The group’s demands for changes in the administration of KDNA, conveyed via a slew of social media posts and several protests outside the station, have yet to be formally presented to officials of the media entity. public.

“They need to put their concerns and requests in writing, so that those concerns can be addressed by Sea Mar administration,” said Torres, KDNA’s director of operations.

Torres and other radio station officials say they have received nothing in writing from the Free Radio KDNA Committee.

She and KDNA administrator Alaniz said they were advised by their lawyer, Leong, not to discuss the matter publicly or respond to The Committee’s allegations.

Police, city involvement

As protests resumed at the station this week, the Committee wrote a letter March 8 to Granger Mayor Jose Trevino and the city council.

This letter refers to the March 3 rally and alleges that Granger police denied the group of protesters access “to our public community center for the simple act of protesting. This is a violation of our right (to) our freedom of assembly!

They also requested more information from the police department regarding a drive-by shooting at the home of KDNA employee Rodriguez on February 13, saying the shooting “could have been another tactic to intimidate and stop the protests.” .

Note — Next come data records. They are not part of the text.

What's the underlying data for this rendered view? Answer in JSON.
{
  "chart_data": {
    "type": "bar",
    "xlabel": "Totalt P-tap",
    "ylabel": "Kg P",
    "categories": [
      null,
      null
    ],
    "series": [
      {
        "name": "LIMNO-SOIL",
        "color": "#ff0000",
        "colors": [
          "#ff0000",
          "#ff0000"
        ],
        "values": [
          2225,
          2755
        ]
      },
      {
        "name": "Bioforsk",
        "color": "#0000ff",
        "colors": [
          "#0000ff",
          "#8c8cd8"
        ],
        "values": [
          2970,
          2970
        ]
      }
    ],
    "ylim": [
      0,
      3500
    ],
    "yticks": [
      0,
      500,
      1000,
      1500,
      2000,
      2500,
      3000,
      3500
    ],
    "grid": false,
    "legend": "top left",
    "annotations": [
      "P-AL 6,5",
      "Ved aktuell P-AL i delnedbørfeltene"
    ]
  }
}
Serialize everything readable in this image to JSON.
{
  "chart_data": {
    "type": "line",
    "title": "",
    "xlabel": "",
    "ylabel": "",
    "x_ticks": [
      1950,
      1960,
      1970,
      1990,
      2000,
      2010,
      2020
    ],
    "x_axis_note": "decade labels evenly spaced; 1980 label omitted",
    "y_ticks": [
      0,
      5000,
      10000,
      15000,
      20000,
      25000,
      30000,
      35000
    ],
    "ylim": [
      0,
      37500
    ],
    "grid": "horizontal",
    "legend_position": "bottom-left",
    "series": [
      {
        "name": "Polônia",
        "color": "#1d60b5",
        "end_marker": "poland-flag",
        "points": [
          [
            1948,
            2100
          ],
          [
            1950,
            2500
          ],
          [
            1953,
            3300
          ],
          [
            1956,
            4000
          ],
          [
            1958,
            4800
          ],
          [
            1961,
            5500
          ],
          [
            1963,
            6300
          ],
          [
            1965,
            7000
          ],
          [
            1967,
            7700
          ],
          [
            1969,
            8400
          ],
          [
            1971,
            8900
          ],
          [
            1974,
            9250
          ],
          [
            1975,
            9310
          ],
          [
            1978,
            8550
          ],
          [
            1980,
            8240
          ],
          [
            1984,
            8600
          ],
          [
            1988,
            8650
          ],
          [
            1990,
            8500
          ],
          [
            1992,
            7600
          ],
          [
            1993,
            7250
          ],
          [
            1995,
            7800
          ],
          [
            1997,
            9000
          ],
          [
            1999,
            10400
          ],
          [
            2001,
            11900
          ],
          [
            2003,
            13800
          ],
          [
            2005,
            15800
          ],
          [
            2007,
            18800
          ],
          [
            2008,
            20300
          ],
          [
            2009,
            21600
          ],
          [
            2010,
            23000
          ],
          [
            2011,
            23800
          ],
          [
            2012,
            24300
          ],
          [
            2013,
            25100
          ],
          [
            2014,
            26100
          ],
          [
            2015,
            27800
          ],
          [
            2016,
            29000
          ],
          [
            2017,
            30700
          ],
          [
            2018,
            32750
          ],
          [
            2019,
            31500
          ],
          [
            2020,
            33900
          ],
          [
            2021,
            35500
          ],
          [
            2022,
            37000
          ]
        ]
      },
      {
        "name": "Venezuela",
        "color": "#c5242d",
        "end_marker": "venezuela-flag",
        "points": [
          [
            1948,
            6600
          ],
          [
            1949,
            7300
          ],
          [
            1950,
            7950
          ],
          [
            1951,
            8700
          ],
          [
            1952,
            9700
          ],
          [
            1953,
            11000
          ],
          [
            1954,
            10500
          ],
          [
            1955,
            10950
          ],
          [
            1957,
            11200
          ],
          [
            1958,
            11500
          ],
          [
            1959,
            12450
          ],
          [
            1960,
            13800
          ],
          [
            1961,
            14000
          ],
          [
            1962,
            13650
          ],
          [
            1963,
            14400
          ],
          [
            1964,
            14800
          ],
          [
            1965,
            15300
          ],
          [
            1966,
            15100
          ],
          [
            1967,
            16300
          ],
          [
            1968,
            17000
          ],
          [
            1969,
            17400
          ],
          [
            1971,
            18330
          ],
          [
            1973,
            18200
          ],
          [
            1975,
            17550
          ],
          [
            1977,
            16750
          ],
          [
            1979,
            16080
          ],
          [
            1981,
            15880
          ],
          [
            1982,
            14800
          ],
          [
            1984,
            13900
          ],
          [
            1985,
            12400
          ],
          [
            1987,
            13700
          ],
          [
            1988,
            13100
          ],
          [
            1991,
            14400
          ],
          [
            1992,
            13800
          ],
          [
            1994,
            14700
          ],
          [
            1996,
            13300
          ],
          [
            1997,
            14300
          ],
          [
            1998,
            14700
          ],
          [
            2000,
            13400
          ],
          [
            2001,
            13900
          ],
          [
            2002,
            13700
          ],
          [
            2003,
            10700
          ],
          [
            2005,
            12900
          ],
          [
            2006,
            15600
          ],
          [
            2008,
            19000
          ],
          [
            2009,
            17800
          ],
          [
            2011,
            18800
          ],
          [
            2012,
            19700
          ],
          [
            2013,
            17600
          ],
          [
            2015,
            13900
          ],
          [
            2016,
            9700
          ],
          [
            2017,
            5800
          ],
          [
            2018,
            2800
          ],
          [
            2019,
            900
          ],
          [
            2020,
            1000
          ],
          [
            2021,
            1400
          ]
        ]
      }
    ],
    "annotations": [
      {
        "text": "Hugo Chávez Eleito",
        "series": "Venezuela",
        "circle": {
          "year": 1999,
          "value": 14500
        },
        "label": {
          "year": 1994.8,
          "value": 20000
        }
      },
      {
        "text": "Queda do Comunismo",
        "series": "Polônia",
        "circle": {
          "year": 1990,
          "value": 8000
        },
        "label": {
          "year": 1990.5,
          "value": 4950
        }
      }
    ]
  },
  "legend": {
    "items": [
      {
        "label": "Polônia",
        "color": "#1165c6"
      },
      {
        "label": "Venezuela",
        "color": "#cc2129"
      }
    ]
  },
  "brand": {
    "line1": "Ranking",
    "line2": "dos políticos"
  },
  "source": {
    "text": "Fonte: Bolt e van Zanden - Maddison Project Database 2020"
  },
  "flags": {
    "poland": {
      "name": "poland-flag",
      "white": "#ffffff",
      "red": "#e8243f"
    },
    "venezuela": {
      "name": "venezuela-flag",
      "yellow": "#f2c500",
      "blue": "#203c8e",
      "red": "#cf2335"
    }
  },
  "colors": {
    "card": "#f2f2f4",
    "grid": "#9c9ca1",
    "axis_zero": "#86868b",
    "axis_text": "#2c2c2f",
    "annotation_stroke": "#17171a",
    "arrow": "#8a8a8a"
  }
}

Police Sergeant Granger. David Marks told the Herald-Republic on Wednesday that the February 13 incident remains an active investigation, so he could not comment on specifics of what happened, but said it was not related to protests in the radio station.

“I don’t believe (the shooting) is related to what’s going on at the radio station – there’s no evidence to link those two together,” Marks said.

The KDNA Radio Free Committee issued a press release on March 9 asking for a response from the Granger City Council on its questions regarding the police department, denouncing “the total blackout, as if it had never happened, of the drive-by shooting at the home of a KDNA employee who filed a grievance with the Teamsters 760 union regarding retaliation and hostile working conditions.